Courtney Davis, the acting health officer in Berrien County, and Gillian Conrad, the county health department's communications manager, will both depart their positions in the next three weeks, according to a Monday press release.
"I make this decision with many emotions," Davis said in a statement. "Serving the residents of Berrien County for nearly five years and supporting local public health infrastructure have been among my greatest honors.
"However, with the politicization of public health during the pandemic, I can no longer effectively do my job and serve the community with its health and safety always at the forefront."
Since August, debates have raged across Michigan focused on whether local school leaders and county health officers should impose mask mandates for students. Gov. Gretchen Whitmer's administration has declined to issue a statewide requirement, leaving the decisions to local officials.
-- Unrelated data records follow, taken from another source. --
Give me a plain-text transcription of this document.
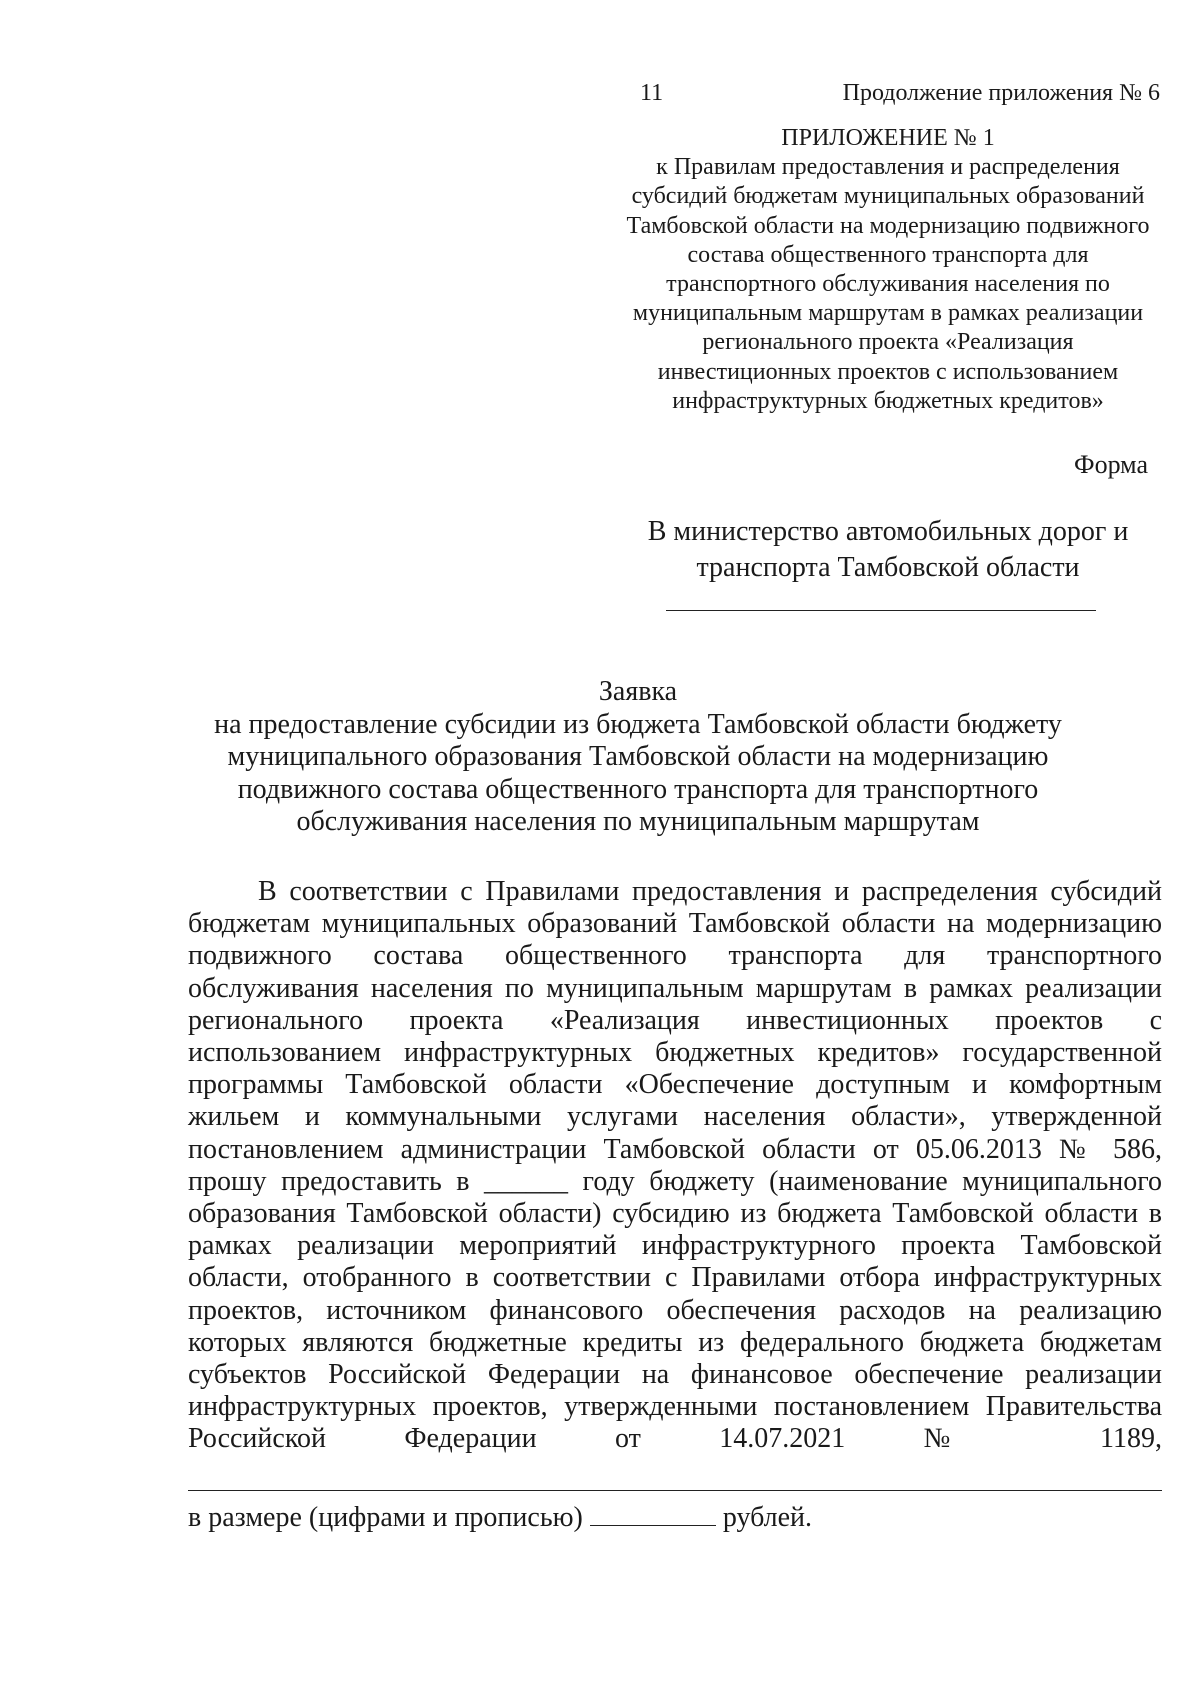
11	Продолжение приложения № 6
ПРИЛОЖЕНИЕ № 1
к Правилам предоставления и распределения
субсидий бюджетам муниципальных образований
Тамбовской области на модернизацию подвижного
состава общественного транспорта для
транспортного обслуживания населения по
муниципальным маршрутам в рамках реализации
регионального проекта «Реализация
инвестиционных проектов с использованием
инфраструктурных бюджетных кредитов»
Форма
В министерство автомобильных дорог и
транспорта Тамбовской области
Заявка
на предоставление субсидии из бюджета Тамбовской области бюджету
муниципального образования Тамбовской области на модернизацию
подвижного состава общественного транспорта для транспортного
обслуживания населения по муниципальным маршрутам
В соответствии с Правилами предоставления и распределения субсидий
бюджетам муниципальных образований Тамбовской области на модернизацию
подвижного состава общественного транспорта для транспортного
обслуживания населения по муниципальным маршрутам в рамках реализации
регионального проекта «Реализация инвестиционных проектов с
использованием инфраструктурных бюджетных кредитов» государственной
программы Тамбовской области «Обеспечение доступным и комфортным
жильем и коммунальными услугами населения области», утвержденной
постановлением администрации Тамбовской области от 05.06.2013 № 586,
прошу предоставить в ______ году бюджету (наименование муниципального
образования Тамбовской области) субсидию из бюджета Тамбовской области в
рамках реализации мероприятий инфраструктурного проекта Тамбовской
области, отобранного в соответствии с Правилами отбора инфраструктурных
проектов, источником финансового обеспечения расходов на реализацию
которых являются бюджетные кредиты из федерального бюджета бюджетам
субъектов Российской Федерации на финансовое обеспечение реализации
инфраструктурных проектов, утвержденными постановлением Правительства
Российской Федерации от 14.07.2021 № 1189,
в размере (цифрами и прописью)	рублей.
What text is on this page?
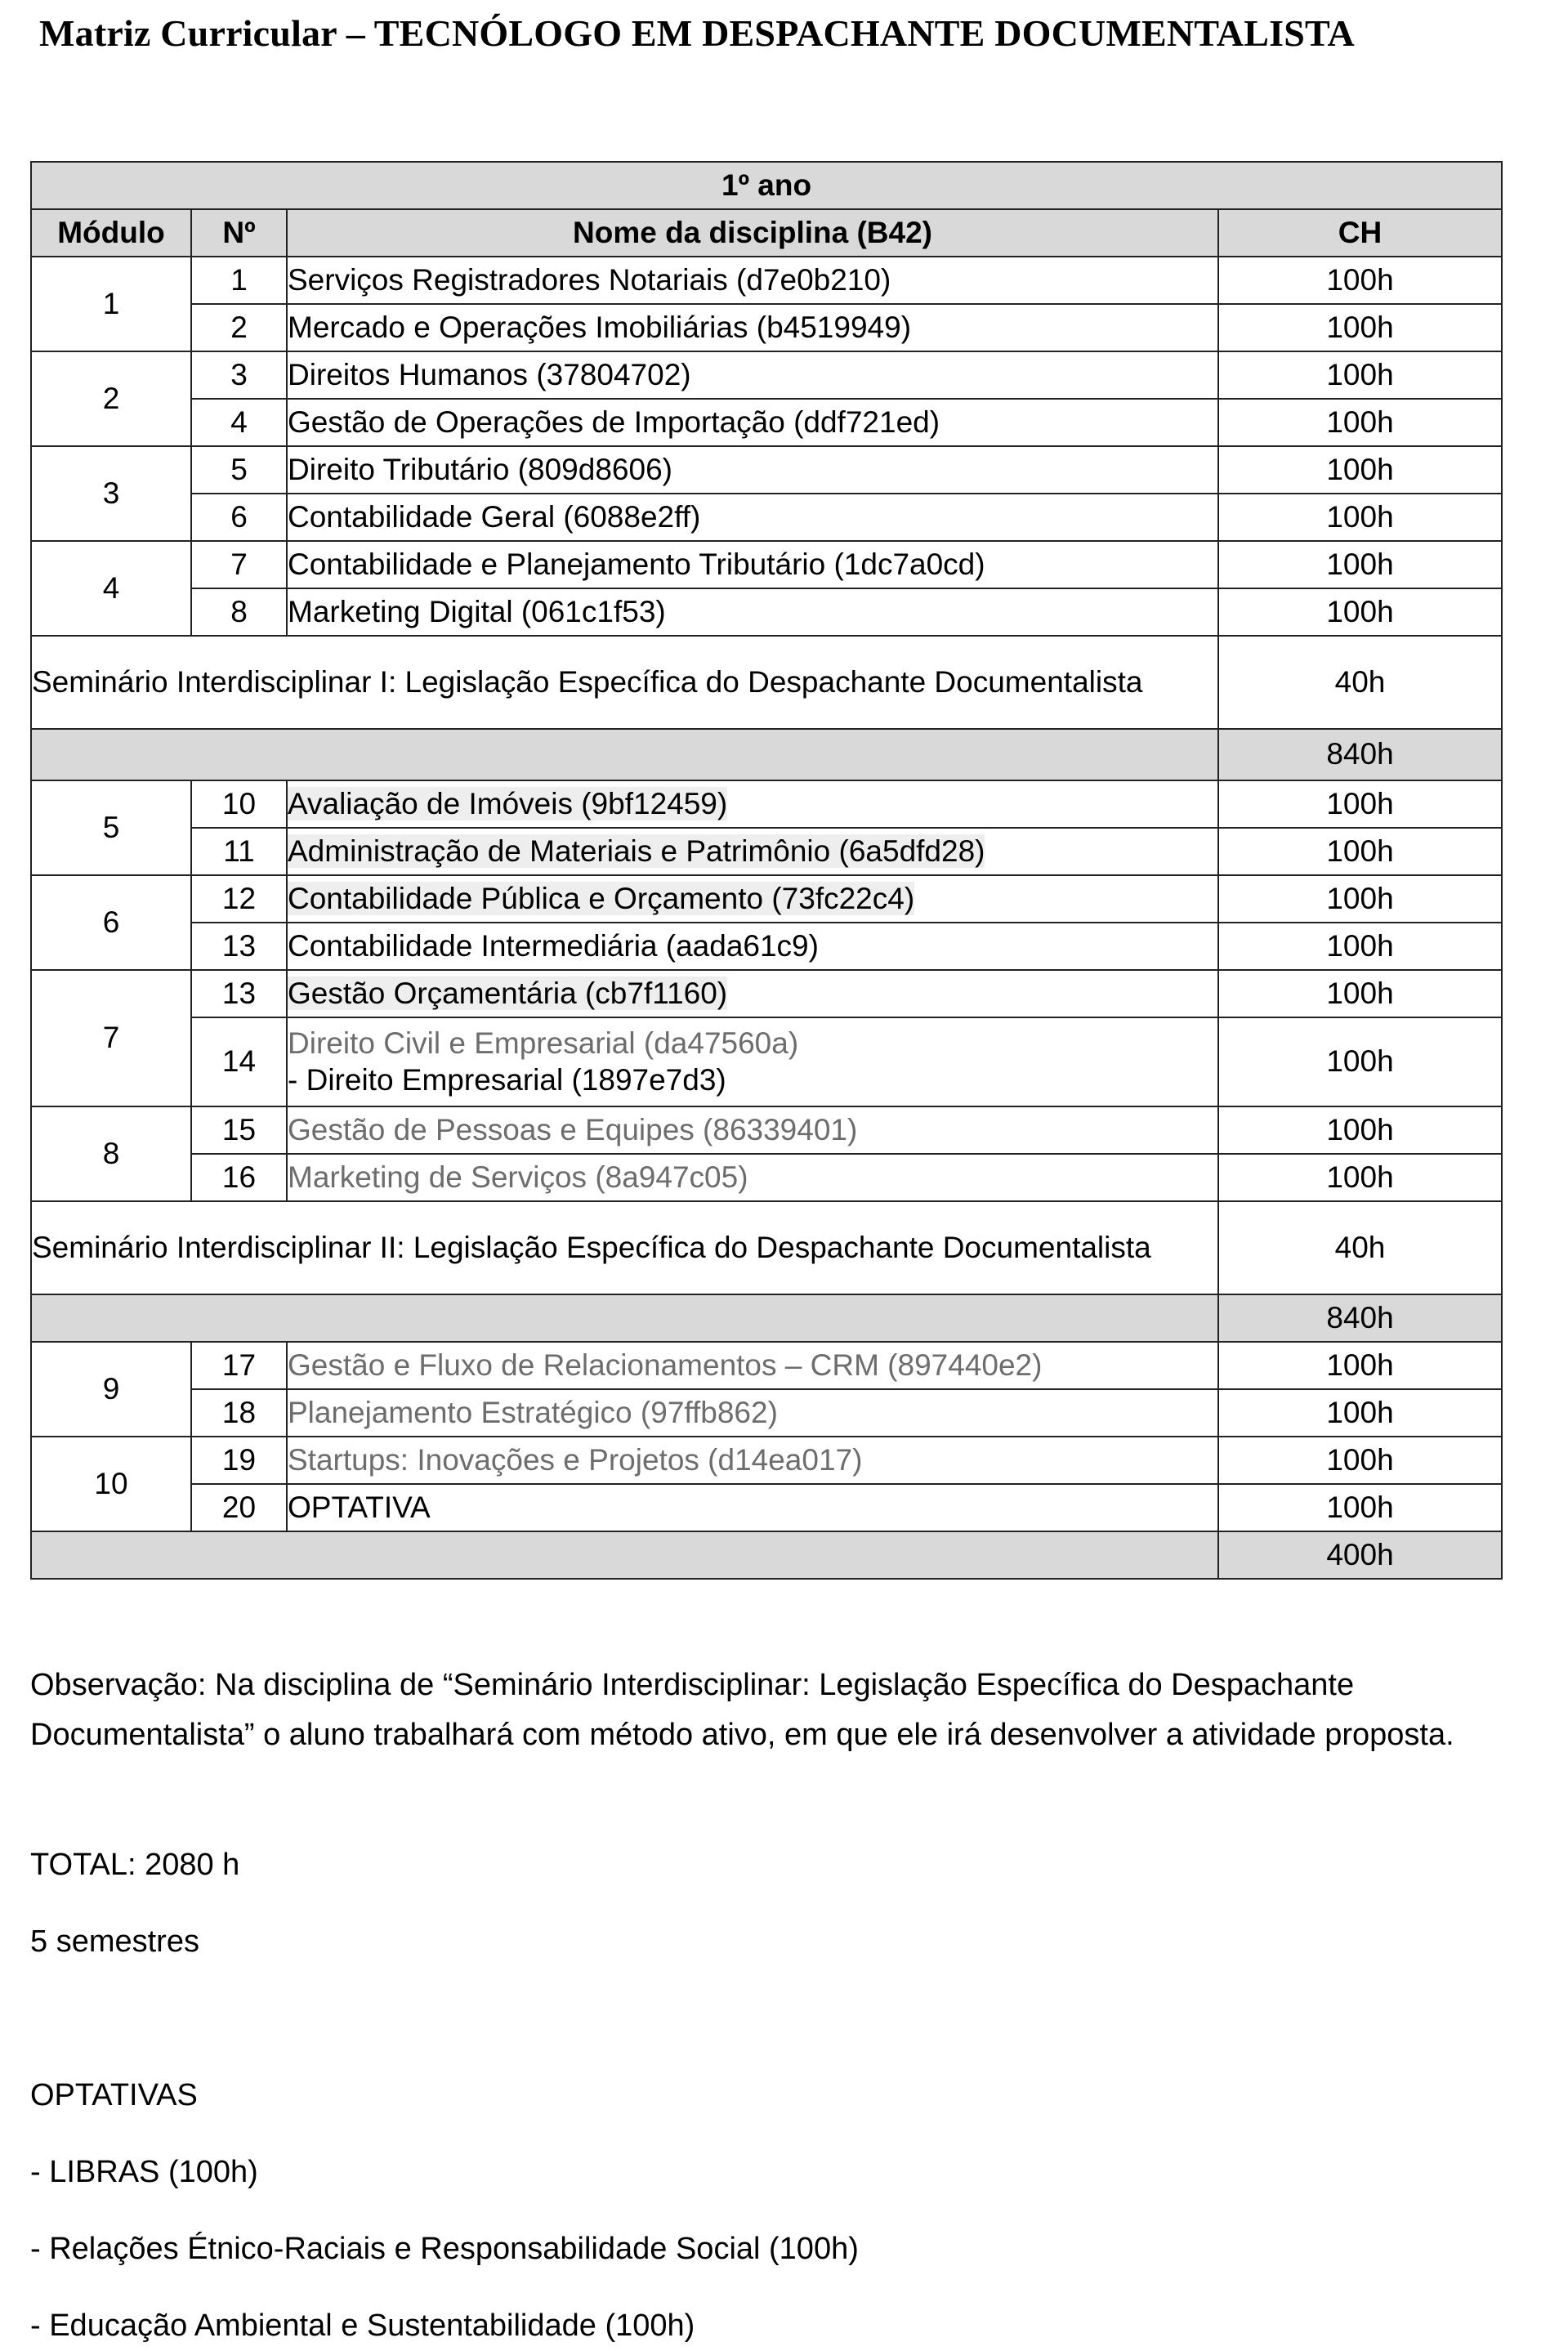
Matriz Curricular – TECNÓLOGO EM DESPACHANTE DOCUMENTALISTA
1º ano			
Módulo	Nº	Nome da disciplina (B42)	CH
1	1	Serviços Registradores Notariais (d7e0b210)	100h
	2	Mercado e Operações Imobiliárias (b4519949)	100h
2	3	Direitos Humanos (37804702)	100h
	4	Gestão de Operações de Importação (ddf721ed)	100h
3	5	Direito Tributário (809d8606)	100h
	6	Contabilidade Geral (6088e2ff)	100h
4	7	Contabilidade e Planejamento Tributário (1dc7a0cd)	100h
	8	Marketing Digital (061c1f53)	100h
Seminário Interdisciplinar I: Legislação Específica do Despachante Documentalista			40h
			840h
5	10	Avaliação de Imóveis (9bf12459)	100h
	11	Administração de Materiais e Patrimônio (6a5dfd28)	100h
6	12	Contabilidade Pública e Orçamento (73fc22c4)	100h
	13	Contabilidade Intermediária (aada61c9)	100h
7	13	Gestão Orçamentária (cb7f1160)	100h
	14	Direito Civil e Empresarial (da47560a)
- Direito Empresarial (1897e7d3)	100h
8	15	Gestão de Pessoas e Equipes (86339401)	100h
	16	Marketing de Serviços (8a947c05)	100h
Seminário Interdisciplinar II: Legislação Específica do Despachante Documentalista			40h
			840h
9	17	Gestão e Fluxo de Relacionamentos – CRM (897440e2)	100h
	18	Planejamento Estratégico (97ffb862)	100h
10	19	Startups: Inovações e Projetos (d14ea017)	100h
	20	OPTATIVA	100h
			400h

Observação: Na disciplina de “Seminário Interdisciplinar: Legislação Específica do Despachante Documentalista” o aluno trabalhará com método ativo, em que ele irá desenvolver a atividade proposta.

TOTAL: 2080 h

5 semestres

OPTATIVAS

- LIBRAS (100h)

- Relações Étnico-Raciais e Responsabilidade Social (100h)

- Educação Ambiental e Sustentabilidade (100h)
Michigan's COVID-19 infection rates have been trending upward, and currently, those under the age of 12 cannot be vaccinated against the virus. Rural counties with low vaccination rates and without mask mandates for students are driving the current jumps in infections, according to a Detroit News analysis last week.
On Sept. 1, the Berrien County Health Department announced a public health order to require students to wear masks. At the time, Davis said it was "imperative that we take this action to keep students and teachers healthy and safe in the classroom."
Twenty-eight days later, the health department rescinded the order, citing language in the state budget, backed by GOP lawmakers, that attempted to block funding for counties with emergency health orders not approved by local commissioners.
Whitmer, a Democrat, said the provisions were unconstitutional and unenforceable, but some local government officials weren't convinced by her statements. Four local health agencies, covering six counties, rescinded mask mandates.
In addition to the COVID-19 debate, Berrien County is home to Benton Harbor, a city of 9,615 residents that is facing an ongoing lead-contaminated water crisis. Benton Harbor has experienced three straight years of lead exceedances despite state attempts at corrosion control measures.
Last week, Lt. Gov. Garlin Gilchrist pledged the state would find the millions of dollars needed to remove lead service lines in the city in 18 months.
Berrien County has begun the process of replacing Davis and Conrad, according to the Monday press release.
"We appreciate and value the contributions of Courtney Davis and Gillian Conrad especially during this very difficult time, as well as their commitment to our community," said R. McKinley Elliott, chairman of the Berrien County Board of Commissioners. "We wish them all the best in their future endeavors."
Conrad said she needed to step away from her job for the sake of her health and the health of her family.
"What our team accomplished during the COVID-19 pandemic has been nothing less than extraordinary; however, the exhaustive work of the past 19 months has taken a significant toll on my mental, emotional and physical health," Conrad said.